YOU IDIOT!!!!
Let's see.
THE CASE AGAINST INTELLIGENT DESIGN [9.1.05]
The Faith That Dare Not Speak Its Name
by Jerry Coyne
JERRY COYNE is a professor in the department of ecology and evolution at the University of Chicago, and the author (with H. Allen Orr) of Speciation.
http://www.edge.org/3rd_culture/coyne05/coyne05_index.html
That article is a truly great read, in particular this:
Consider the eye. Creationists have long maintained that it could not have resulted from natural selection, citing a sentence from On the Origin of Species: "To suppose that the eye with all its inimitable contrivances for adjusting the focus to different distances, for admitting different amounts of light, and for the correction of spherical and chromatic aberration, could have been formed by natural selection, seems, I freely confess, absurd in the highest degree." But in the next passage, invariably omitted by creationists, Darwin ingeniously answers his own objection:
Reason tells me, that if numerous gradations from a simple and imperfect eye to one complex and perfect can be shown to exist, each grade being useful to its possessor, as is certainly the case; if further, the eye ever varies and the variations be inherited, as is likewise certainly the case and if such variations should be useful to any animal under changing conditions of life, then the difficulty of believing that a perfect and complex eye could be formed by natural selection, though insuperable by our imagination, should not be considered as subversive of the theory.
Thus our eyes did not suddenly appear as full-fledged camera eyes, but evolved from simpler eyes, having fewer components, in ancestral species.

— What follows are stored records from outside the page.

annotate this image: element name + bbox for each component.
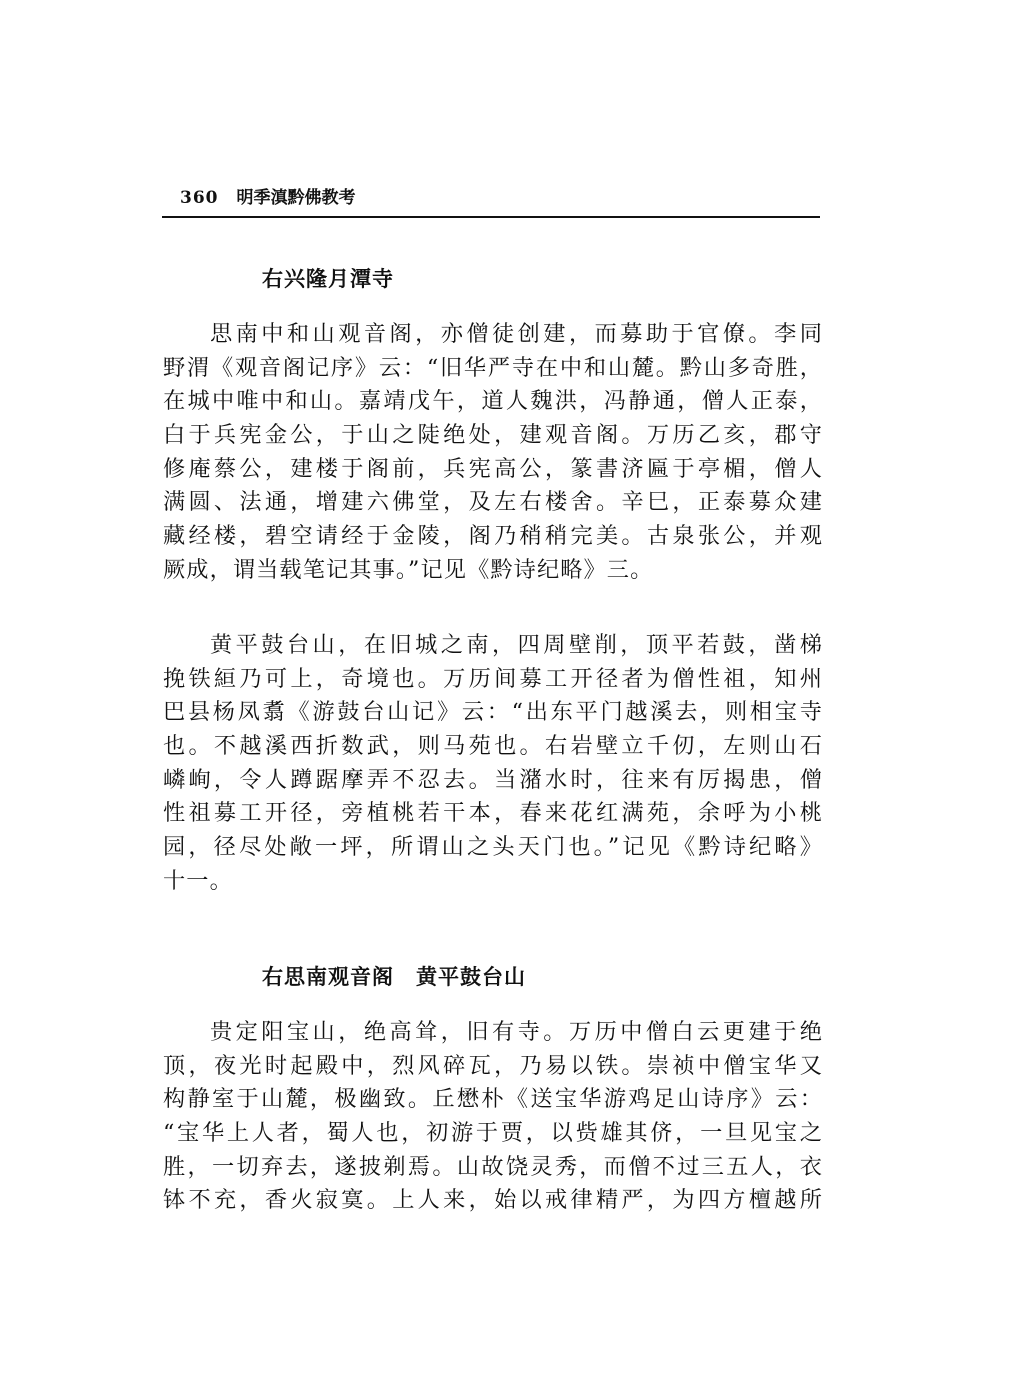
- text-line: 藏经楼，碧空请经于金陵，阁乃稍稍完美。古泉张公，并观: [163, 523, 823, 550]
- text-line: 贵定阳宝山，绝高耸，旧有寺。万历中僧白云更建于绝: [210, 1019, 823, 1045]
- text-line: 白于兵宪金公，于山之陡绝处，建观音阁。万历乙亥，郡守: [163, 422, 823, 449]
- text-line: 修庵蔡公，建楼于阁前，兵宪高公，篆書济匾于亭楣，僧人: [163, 455, 823, 482]
- text-line: 十一。: [163, 867, 233, 894]
- text-line: 黄平鼓台山，在旧城之南，四周壁削，顶平若鼓，凿梯: [210, 632, 823, 658]
- text-line: 顶，夜光时起殿中，烈风碎瓦，乃易以铁。崇祯中僧宝华又: [163, 1052, 823, 1079]
- text-line: 挽铁絙乃可上，奇境也。万历间募工开径者为僧性祖，知州: [163, 665, 823, 692]
- running-header: [164, 183, 824, 213]
- book-title: 明季滇黔佛教考: [236, 188, 356, 208]
- text-line: 也。不越溪西折数武，则马苑也。右岩壁立千仞，左则山石: [163, 733, 823, 760]
- text-line: 构静室于山麓，极幽致。丘懋朴《送宝华游鸡足山诗序》云：: [163, 1086, 823, 1113]
- section-heading-part: 右思南观音阁: [262, 964, 394, 989]
- header-rule: [162, 216, 820, 218]
- paragraph-siman-guanyin: [163, 318, 823, 588]
- section-heading: 右兴隆月潭寺: [262, 266, 394, 291]
- text-line: 思南中和山观音阁，亦僧徒创建，而募助于官僚。李同: [210, 321, 823, 347]
- section-heading-part: 黄平鼓台山: [416, 964, 526, 989]
- text-line: 满圆、法通，增建六佛堂，及左右楼舍。辛巳，正泰募众建: [163, 489, 823, 516]
- text-line: 园，径尽处敞一坪，所谓山之头天门也。”记见《黔诗纪略》: [163, 834, 823, 861]
- text-line: 钵不充，香火寂寞。上人来，始以戒律精严，为四方檀越所: [163, 1187, 823, 1214]
- text-line: 在城中唯中和山。嘉靖戊午，道人魏洪，冯静通，僧人正泰，: [163, 388, 823, 415]
- text-line: 野渭《观音阁记序》云：“旧华严寺在中和山麓。黔山多奇胜，: [163, 354, 823, 381]
- text-line: 性祖募工开径，旁植桃若干本，春来花红满苑，余呼为小桃: [163, 800, 823, 827]
- text-line: 厥成，谓当载笔记其事。”记见《黔诗纪略》三。: [163, 556, 654, 583]
- page-number: 360: [180, 188, 219, 208]
- text-line: 胜，一切弃去，遂披剃焉。山故饶灵秀，而僧不过三五人，衣: [163, 1153, 823, 1180]
- paragraph-guiding-yangbao: [163, 1016, 823, 1218]
- section-heading: [262, 962, 526, 992]
- text-line: 巴县杨凤翥《游鼓台山记》云：“出东平门越溪去，则相宝寺: [163, 699, 823, 726]
- paragraph-huangping-gutai: [163, 629, 823, 899]
- text-line: 嶙峋，令人蹲踞摩弄不忍去。当潴水时，往来有厉揭患，僧: [163, 766, 823, 793]
- text-line: “宝华上人者，蜀人也，初游于贾，以赀雄其侪，一旦见宝之: [163, 1120, 823, 1147]
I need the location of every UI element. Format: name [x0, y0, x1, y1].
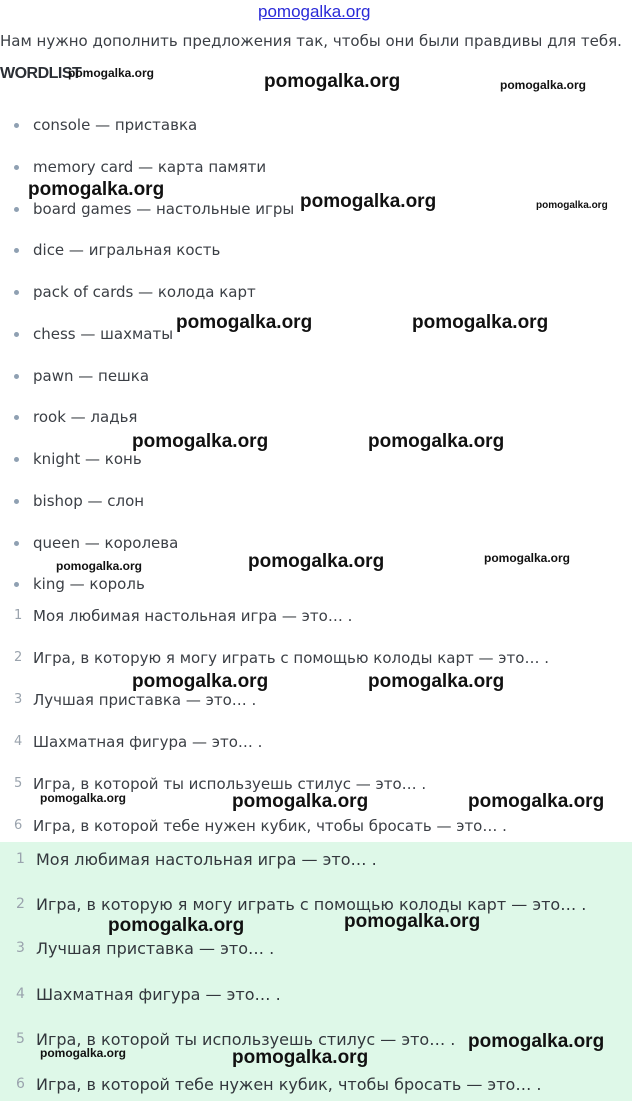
- watermark: pomogalka.org: [68, 66, 155, 80]
- watermark: pomogalka.org: [40, 1046, 127, 1060]
- bullet-icon: [14, 207, 19, 212]
- watermark: pomogalka.org: [536, 200, 608, 211]
- watermark: pomogalka.org: [368, 431, 505, 452]
- bullet-icon: [14, 582, 19, 587]
- bullet-icon: [14, 123, 19, 128]
- watermark: pomogalka.org: [132, 671, 269, 692]
- watermark: pomogalka.org: [368, 671, 505, 692]
- bullet-icon: [14, 374, 19, 379]
- watermark: pomogalka.org: [108, 915, 245, 936]
- watermark: pomogalka.org: [264, 71, 401, 92]
- watermark: pomogalka.org: [344, 911, 481, 932]
- answer-panel: 1 Моя любимая настольная игра — это… . 2 Игра, в которую я могу играть с помощью колоды карт — это… . 3 Лучшая приставка — это… . 4 Шахматная фигура — это… . 5 Игра, в которой ты используешь стилус — это… . 6 Игра, в которой тебе нужен кубик, чтобы бросать — это… .: [0, 842, 632, 1101]
- bullet-icon: [14, 165, 19, 170]
- watermark: pomogalka.org: [232, 791, 369, 812]
- site-link[interactable]: pomogalka.org: [258, 2, 371, 21]
- watermark: pomogalka.org: [176, 312, 313, 333]
- watermark: pomogalka.org: [300, 191, 437, 212]
- watermark: pomogalka.org: [412, 312, 549, 333]
- bullet-icon: [14, 248, 19, 253]
- bullet-icon: [14, 332, 19, 337]
- wordlist-heading: WORDLIST: [0, 65, 82, 82]
- watermark: pomogalka.org: [232, 1047, 369, 1068]
- watermark: pomogalka.org: [40, 791, 127, 805]
- bullet-icon: [14, 415, 19, 420]
- watermark: pomogalka.org: [484, 551, 571, 565]
- watermark: pomogalka.org: [468, 791, 605, 812]
- watermark: pomogalka.org: [248, 551, 385, 572]
- watermark: pomogalka.org: [132, 431, 269, 452]
- watermark: pomogalka.org: [500, 78, 587, 92]
- bullet-icon: [14, 457, 19, 462]
- intro-text: Нам нужно дополнить предложения так, чтобы они были правдивы для тебя.: [0, 32, 622, 50]
- watermark: pomogalka.org: [468, 1031, 605, 1052]
- bullet-icon: [14, 290, 19, 295]
- bullet-icon: [14, 499, 19, 504]
- watermark: pomogalka.org: [56, 559, 143, 573]
- bullet-icon: [14, 541, 19, 546]
- watermark: pomogalka.org: [28, 179, 165, 200]
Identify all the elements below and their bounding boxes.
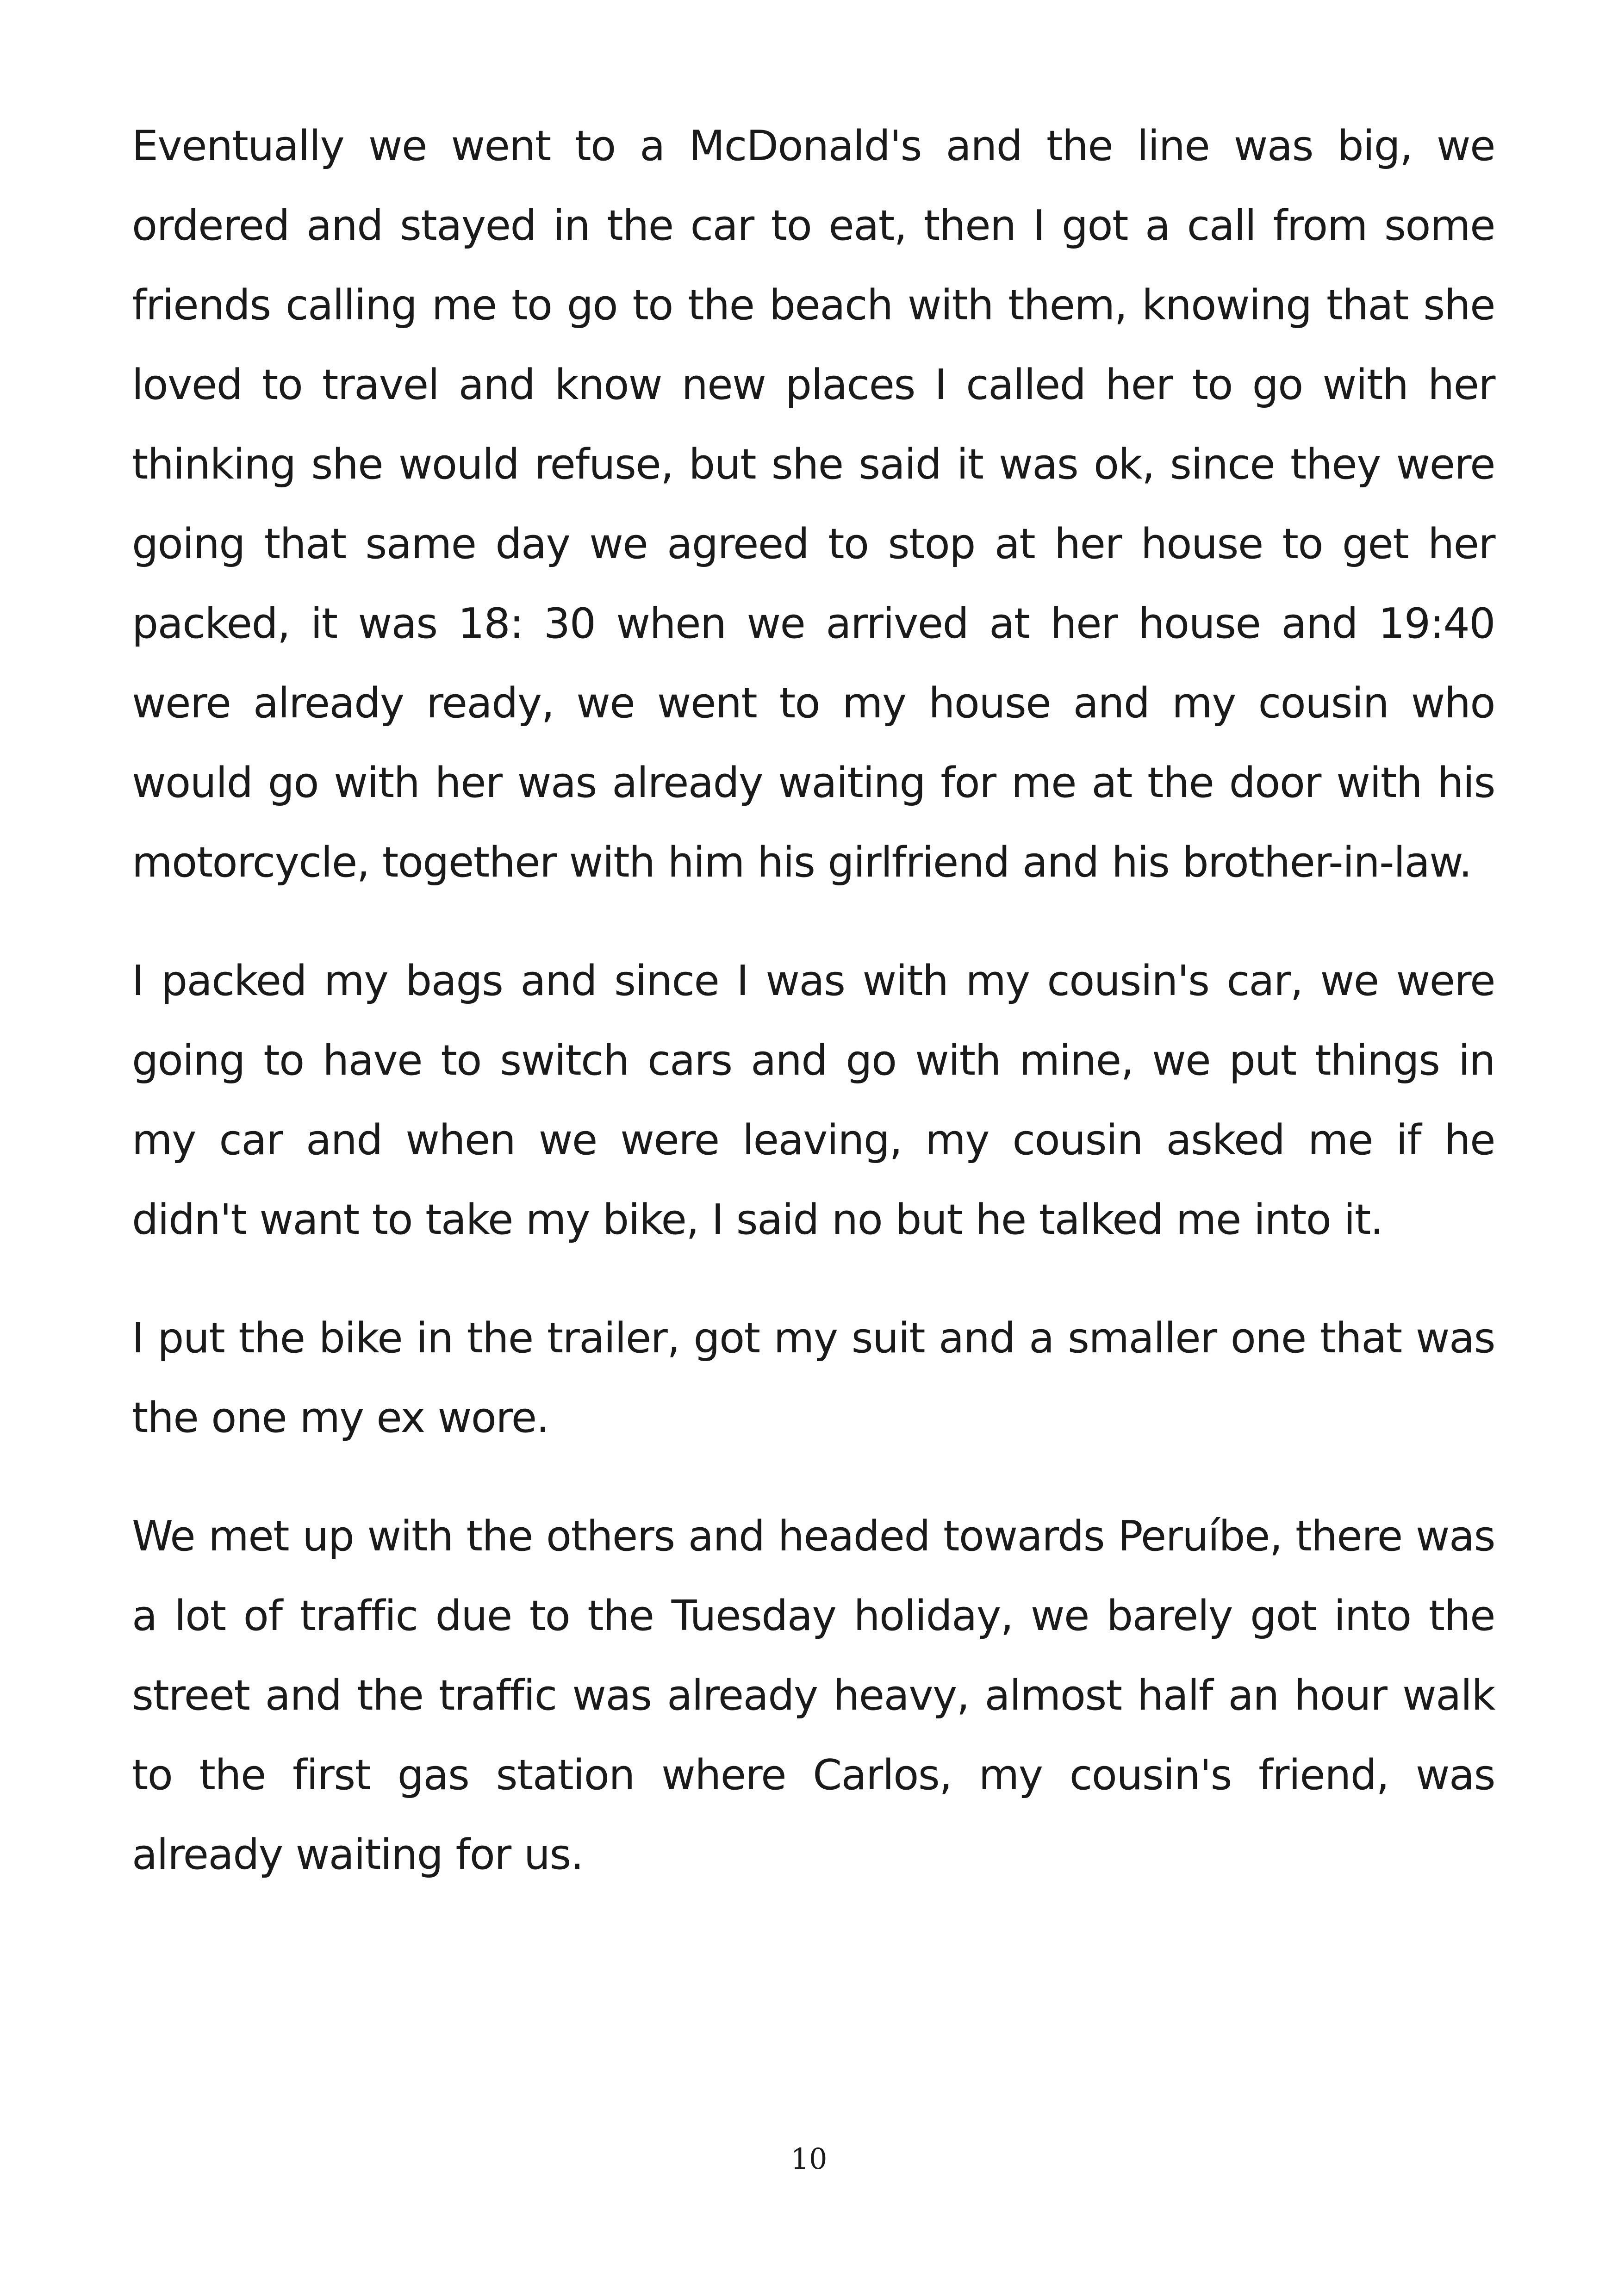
- paragraph-4: We met up with the others and headed towards Peruíbe, there was a lot of traffic due to the Tuesday holiday, we barely got into the street and the traffic was already heavy, almost half an hour walk to the first gas station where Carlos, my cousin's friend, was already waiting for us.: [132, 1512, 1495, 1879]
- paragraph-3: I put the bike in the trailer, got my suit and a smaller one that was the one my ex wore.: [132, 1314, 1495, 1442]
- paragraph-2: I packed my bags and since I was with my cousin's car, we were going to have to switch cars and go with mine, we put things in my car and when we were leaving, my cousin asked me if he didn't want to take my bike, I said no but he talked me into it.: [132, 957, 1495, 1244]
- paragraph-1: Eventually we went to a McDonald's and the line was big, we ordered and stayed in the car to eat, then I got a call from some friends calling me to go to the beach with them, knowing that she loved to travel and know new places I called her to go with her thinking she would refuse, but she said it was ok, since they were going that same day we agreed to stop at her house to get her packed, it was 18: 30 when we arrived at her house and 19:40 were already ready, we went to my house and my cousin who would go with her was already waiting for me at the door with his motorcycle, together with him his girlfriend and his brother-in-law.: [132, 122, 1495, 887]
- page-number: 10: [790, 2142, 828, 2176]
- body-text: [132, 106, 1495, 1934]
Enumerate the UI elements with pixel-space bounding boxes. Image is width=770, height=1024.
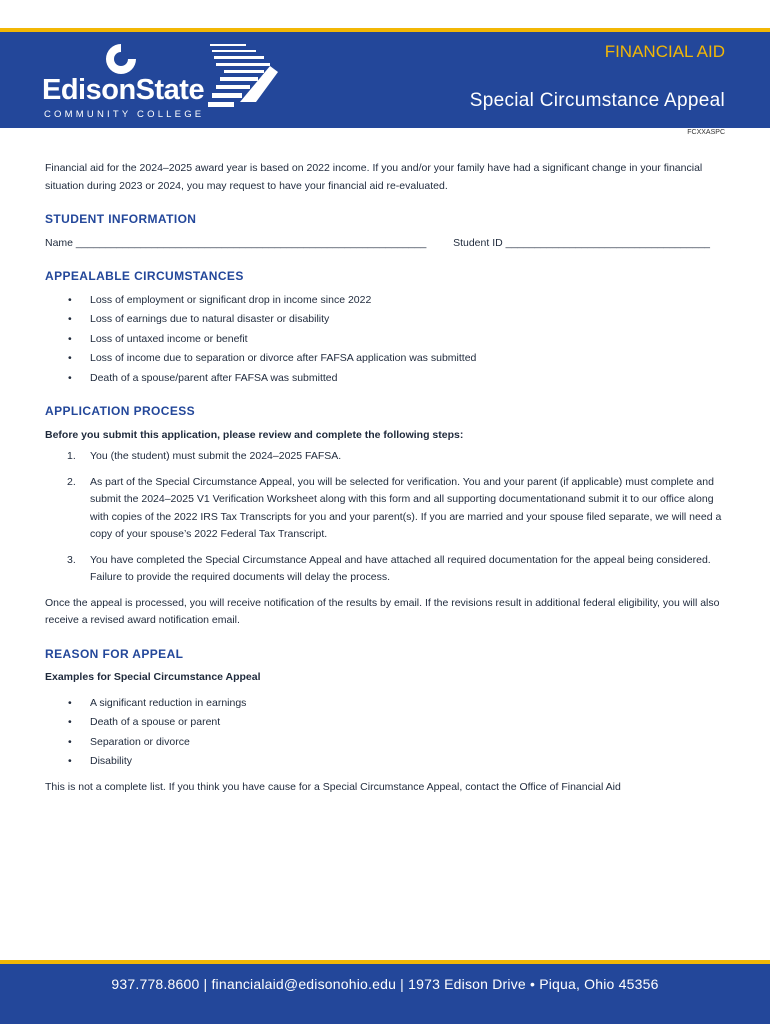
reason-subheading: Examples for Special Circumstance Appeal [45, 671, 261, 683]
process-note: Once the appeal is processed, you will receive notification of the results by email. If the revisions result in additional federal eligibility, you will also receive a revised award notification email. [45, 596, 720, 626]
page-title: Special Circumstance Appeal [469, 90, 725, 111]
step-item: 1. You (the student) must submit the 2024–2025 FAFSA. [67, 450, 342, 462]
process-steps [45, 448, 725, 587]
logo-name: EdisonState [42, 74, 205, 106]
list-item: • Separation or divorce [68, 735, 190, 748]
list-item: • Loss of earnings due to natural disaster or disability [68, 313, 330, 325]
reason-closing: This is not a complete list. If you think you have cause for a Special Circumstance Appeal, contact the Office of Financial Aid [45, 780, 621, 793]
reason-heading: REASON FOR APPEAL [45, 646, 184, 661]
department-title: FINANCIAL AID [604, 42, 725, 61]
form-code: FCXXASPC [687, 129, 725, 136]
page-header [0, 32, 770, 128]
top-margin [0, 0, 770, 28]
student-id-field[interactable]: Student ID ___________________________________ [453, 236, 710, 249]
logo-subtitle: COMMUNITY COLLEGE [44, 109, 205, 120]
intro-paragraph: Financial aid for the 2024–2025 award year is based on 2022 income. If you and/or your family have had a significant change in your financial situation during 2023 or 2024, you may request to have your financial aid re-evaluated. [45, 162, 703, 192]
circumstances-list [45, 292, 725, 388]
logo-lines-icon [200, 40, 300, 120]
step-item: 2. As part of the Special Circumstance Appeal, you will be selected for verification. You and your parent (if applicable) must complete and submit the 2024–2025 V1 Verification Worksheet along with this form and all supporting documentationand submit it to our office along with copies of the 2022 IRS Tax Transcripts for you and your parent(s). If you are married and your spouse filed separate, we will need a copy of your spouse’s 2022 Federal Tax Transcript. [67, 475, 722, 540]
student-info-heading: STUDENT INFORMATION [45, 212, 197, 226]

Darwin brilliantly addressed this argument by surveying existing species to see if one could find functional but less complex eyes that not only were useful, but also could be strung together into a hypothetical sequence showing how a camera eye might evolve. If this could be done - and it can - then the argument for irreducible complexity vanishes, for the eyes of existing species are obviously useful, and each step in the hypothetical sequence could thus evolve by natural selection.
A possible sequence of such changes begins with pigmented eye spots (as seen in flatworms), followed by an invagination of the skin to form a cup protecting the eyespot and allowing it to better localize the image (as in limpets), followed by a further narrowing of the cup's opening to produce an improved image (the nautilus), followed by the evolution of a protective transparent cover to protect the opening (ragworms), followed by coagulation of part of the fluid in the eyeball into a lens to help focus the light (abalones), followed by the co-opting of nearby muscles to move the lens and vary the focus (mammals). The evolution of a retina, an optic nerve, and so on would follow by natural selection. Each step of this transitional "series" confers increased adaptation on its possessor, because it enables the animal to gather more light or to form better images, both of which aid survival. And each step of this process is exemplified by the eye of a different living species. At the end of the sequence we have the camera eye, which seems irreducibly complex. But the complexity is reducible to a series of small, adaptive steps.